Tetapi pertanyaannya lebih tajam: apakah komunisme adalah anak kandung Freemasonry?

Secara historis, jawaban mutlak tidaklah sederhana. Freemasonry adalah wadah dengan spektrum luas, dari kaum liberal moderat hingga radikal revolusioner. Namun, keberadaan tokoh seperti Pottier menyingkap simpul penting: nilai-nilai Masonik memberi fondasi moral dan intelektual yang memperkuat gagasan-gagasan kiri. Bahkan, ada yang berargumen bahwa sosialisme dan komunisme modern tidak bisa dilepaskan dari atmosfer intelektual Masonik Eropa abad ke-19 [5].

Bila demikian, maka L’Internationale adalah lebih dari sekadar lagu perjuangan kelas. Ia adalah bukti hidup bagaimana sebuah syair bisa menjadi medium ideologi lintas abad, lintas benua, dan lintas jaringan.

Dari ruang loge Masonik di Paris, syair itu lahir. Dari bara Komune, ia menyala. Dari lidah para komunis Soviet, ia menggema. Dan dari bibir para tahanan politik Indonesia, ia menjadi nyanyian terakhir sebelum peluru menutup kisah hidup mereka.
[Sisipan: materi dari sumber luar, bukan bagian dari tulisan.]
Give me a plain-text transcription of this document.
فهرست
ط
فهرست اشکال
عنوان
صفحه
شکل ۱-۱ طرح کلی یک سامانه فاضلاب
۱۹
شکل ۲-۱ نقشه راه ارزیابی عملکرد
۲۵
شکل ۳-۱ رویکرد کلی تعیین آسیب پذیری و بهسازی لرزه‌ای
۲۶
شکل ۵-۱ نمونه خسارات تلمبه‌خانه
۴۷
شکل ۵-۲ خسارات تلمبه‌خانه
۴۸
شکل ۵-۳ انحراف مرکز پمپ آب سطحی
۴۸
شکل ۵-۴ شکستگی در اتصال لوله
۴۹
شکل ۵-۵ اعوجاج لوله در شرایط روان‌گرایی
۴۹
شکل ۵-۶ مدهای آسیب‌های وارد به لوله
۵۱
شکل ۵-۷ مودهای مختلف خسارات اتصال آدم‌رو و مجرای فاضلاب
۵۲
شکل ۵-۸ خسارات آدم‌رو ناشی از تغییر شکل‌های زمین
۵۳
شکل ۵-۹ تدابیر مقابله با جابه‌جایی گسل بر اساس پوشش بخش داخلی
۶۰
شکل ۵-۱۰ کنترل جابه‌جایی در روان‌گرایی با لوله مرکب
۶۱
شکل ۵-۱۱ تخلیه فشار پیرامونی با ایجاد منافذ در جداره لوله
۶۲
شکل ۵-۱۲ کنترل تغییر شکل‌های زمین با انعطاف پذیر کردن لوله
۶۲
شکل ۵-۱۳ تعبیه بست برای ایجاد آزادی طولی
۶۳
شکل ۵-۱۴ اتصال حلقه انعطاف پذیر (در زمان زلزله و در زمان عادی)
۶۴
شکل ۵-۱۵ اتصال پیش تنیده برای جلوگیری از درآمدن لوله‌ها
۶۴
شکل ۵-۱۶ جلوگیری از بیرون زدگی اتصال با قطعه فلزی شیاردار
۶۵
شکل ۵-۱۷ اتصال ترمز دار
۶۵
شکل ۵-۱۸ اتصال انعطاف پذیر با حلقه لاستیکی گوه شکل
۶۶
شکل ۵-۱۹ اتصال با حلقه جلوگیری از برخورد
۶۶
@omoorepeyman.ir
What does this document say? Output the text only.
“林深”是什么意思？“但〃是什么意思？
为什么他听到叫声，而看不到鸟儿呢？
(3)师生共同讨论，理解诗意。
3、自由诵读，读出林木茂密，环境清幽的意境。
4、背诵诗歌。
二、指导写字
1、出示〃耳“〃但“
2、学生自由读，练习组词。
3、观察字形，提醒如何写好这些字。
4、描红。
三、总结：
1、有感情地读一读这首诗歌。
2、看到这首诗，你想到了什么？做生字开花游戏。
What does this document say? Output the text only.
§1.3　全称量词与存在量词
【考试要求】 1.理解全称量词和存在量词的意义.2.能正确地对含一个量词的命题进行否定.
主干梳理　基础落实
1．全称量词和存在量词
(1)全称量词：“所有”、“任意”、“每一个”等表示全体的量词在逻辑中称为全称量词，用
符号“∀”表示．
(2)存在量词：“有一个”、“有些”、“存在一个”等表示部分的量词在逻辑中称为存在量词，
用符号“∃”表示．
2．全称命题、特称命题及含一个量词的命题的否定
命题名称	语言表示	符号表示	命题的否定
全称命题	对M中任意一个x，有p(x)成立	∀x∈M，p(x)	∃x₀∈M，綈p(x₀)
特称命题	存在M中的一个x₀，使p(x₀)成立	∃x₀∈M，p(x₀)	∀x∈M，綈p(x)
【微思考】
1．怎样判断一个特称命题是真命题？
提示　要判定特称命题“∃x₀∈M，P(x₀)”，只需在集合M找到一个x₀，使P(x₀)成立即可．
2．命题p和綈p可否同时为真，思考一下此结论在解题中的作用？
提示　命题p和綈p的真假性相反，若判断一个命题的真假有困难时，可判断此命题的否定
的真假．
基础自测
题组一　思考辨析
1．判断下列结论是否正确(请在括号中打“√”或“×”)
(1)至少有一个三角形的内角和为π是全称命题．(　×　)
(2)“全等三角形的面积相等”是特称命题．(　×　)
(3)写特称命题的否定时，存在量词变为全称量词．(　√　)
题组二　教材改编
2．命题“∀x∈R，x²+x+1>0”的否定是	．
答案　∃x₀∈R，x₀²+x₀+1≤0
Bahwa lagu ini ditulis oleh seorang Mason menjadikan L’Internationale bukan hanya anthem kaum kiri, melainkan juga simbol samar keterhubungan antara Freemasonry dan revolusi global.

Pada akhirnya, provokasi ini tidak bisa dielakkan: setiap kali kaum kiri berdiri tegak menyanyikan L’Internationale, secara sadar atau tidak, mereka sedang mengumandangkan warisan ideologi yang juga ditempa di ruang-ruang rahasia Freemason. Lagu perjuangan yang dipuja kaum komunis ternyata lahir dari pena seorang Mason. Dan di situlah paradoks sejarah menyelinap—bahwa “lagu suci” kaum revolusioner merah adalah jejak terang dari sebuah jaringan yang lebih tua, lebih misterius, dan lebih berlapis dari sekadar sosialisme itu sendiri. []

Sumber: Arman Tri Mursi

Catatan Kaki
[1] Robert Brécy, La Chanson Sociale en France, Paris: Les Éditions Ouvrières, 1990.
[2] Margaret C. Jacob, Living the Enlightenment: Freemasonry and Politics in Eighteenth-Century Europe, Oxford: Oxford University Press, 1991.
[3] Jasper Ridley, The Freemasons: A History of the World’s Most Powerful Secret Society, New York: Arcade, 1999.
[4] John Roosa, Pretext for Mass Murder: The September 30th Movement and Suharto’s Coup d’État in Indonesia, Madison: University of Wisconsin Press, 2006.
[5] François Furet, The Passing of an Illusion: The Idea of Communism in the Twentieth Century, Chicago: University of Chicago Press, 1999.